Le jeune Lallemand fit
de brillantes études au collège de Metz, et montra
de bonne heure des inclinations martiales, quoiqu'il fût destiné
à l'état ecclésiastique. Des rixes et de petits
combats avaient alors lieu entre les paroisses de la ville et les
collégiens. C'était Lallemand que ses camarades chargeaient
des déclarations de guerre et des traités de paix.

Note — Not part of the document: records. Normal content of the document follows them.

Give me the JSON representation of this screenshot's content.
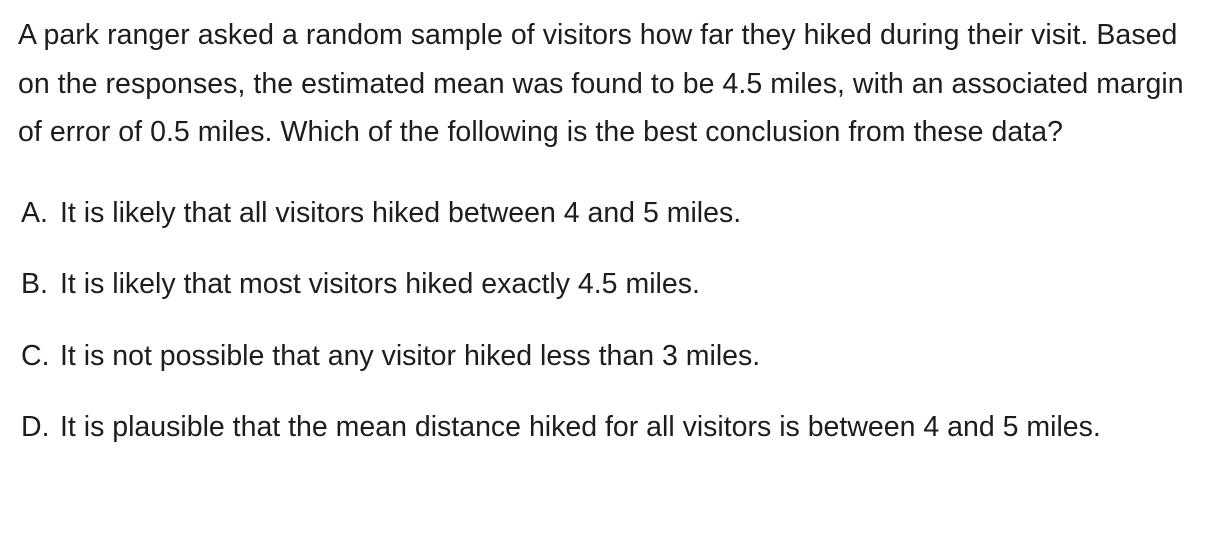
{
  "question": {
    "text": "A park ranger asked a random sample of visitors how far they hiked during their visit. Based on the responses, the estimated mean was found to be 4.5 miles, with an associated margin of error of 0.5 miles. Which of the following is the best conclusion from these data?"
  },
  "options": [
    {
      "letter": "A.",
      "text": "It is likely that all visitors hiked between 4 and 5 miles."
    },
    {
      "letter": "B.",
      "text": "It is likely that most visitors hiked exactly 4.5 miles."
    },
    {
      "letter": "C.",
      "text": "It is not possible that any visitor hiked less than 3 miles."
    },
    {
      "letter": "D.",
      "text": "It is plausible that the mean distance hiked for all visitors is between 4 and 5 miles."
    }
  ]
}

Entré jeune au service, il servit dans l'administration des
charrois ,1 puis dans la ligne, passa successivement par tous les
premiers grades militaires, devint aide-de-camp du général
Junot, et, plus tard, du maréchal Brune. En 1802, lors de
l'expédition de Saint-Domingue, le premier consul le chargea
d'une mission près du général Leclerc. Devenu
colonel du 27e régiment de dragons, il se signala en plusieurs
occasions, pendant les campagnes de 1805, 1806 et 1807, et obtint
la croix d'Officier de la Légion-d'Honneur, le 11 juillet
1807. Passé en Espagne, en 1808, il s'y conduisit d'une manière
brillante, et continua de rendre d'importants services. Ayant beaucoup
contribué au succès du combat d'EIvas où une
colonne de cavalerie anglaise fut en partie sabrée, il reçut,
le 6 août 1811, le titre de général de brigade,
et remporta un autre avantage, le 11 juin 1812, sur les troupes
de la Grande-Bretagne, commandées par le major-général
Ilad. Il fut cité fort honorablement dans le rapport du duc
de Dalmatie et dans celui du général de division Cazau.
Au mois de décembre
de la même année, il eut plusieurs engagements heureux
avec les troupes de l'armée de Murcie, du côté
de Lorca, Veas, Segura, Puerto de Gyen, etc., et culbuta, le 13
de ce mois, une division espagnole, près d'Alicante. Rappelé
de la Péninsule en 1813, il se rendit à l'armée
d'Allemagne et commandait dans Lubeck avec une garnison danoise
lorsque Bernadotte se présenta devant cette ville dans les
premiers jours de décembre. Lallemand l'évacua par
condition. Refoulé avec le reste de l'armée sur le
territoire français, ce général concourut à
la défense de sa patrie. Louis XVIII le créa chevalier
de Saint-Louis le 27 juin 1814, commandant de la Légion d'Honneur
le 23 août suivant, et lui confia, au mois de janvier 1815,
le commandement du département de l'Aisne. Il était
employé en cette qualité, lorsqu'on apprit que Napoléon,
sorti de l'île d'Elbe, marchait sur Paris. Oubliant dès
lors la foi qu'il avait jurée au nouveau souverain, il salua
le retour des aigles impériales et employa l'autorité
qui lui était confiée pour faciliter le rétablissement
de Napoléon. Il parait que ce général dirigeait
le mouvement insurrectionnel de cette partie de la France, car,
avant que Lefebvre-Desnouettes se fût présenté
devant La Fère à la tête des chasseurs royaux,
pour s'emparer de la ville et de l'arsenal, le général
François Lallemand avait fait plusieurs voyages à
Paris, où il s'était probablement entendu avec quelques
personnes initiées dans les événements qui
allaient avoir lieu. Lorsque le général Lefebvre-Desnouettes,
parti de Cambrai le 9, arriva devant La Fère avec un ordre
émané du comte d'Erlon, le commandant de la place
l'y reçut sans réfléchir qu'il lui fallait
un avis ministériel, et Lallemand, supérieur immédiat
du commandement de cette place, régularisa la chose, en envoyant
l'ordre de nourrir et de loger les chasseurs royaux. Cet ordre inspira
une entière sécurité ; mais, le lendemain,
les conjurés tentèrent de séduire les officiers
de la garnison ; le général d'Aboville, instruit du
fait, assembla immédiatement un conseil de guerre, s'assura
de l'esprit des troupes sous ses ordres, et intimida les rebelles
au point qu'ils demandèrent la liberté de s'éloigner.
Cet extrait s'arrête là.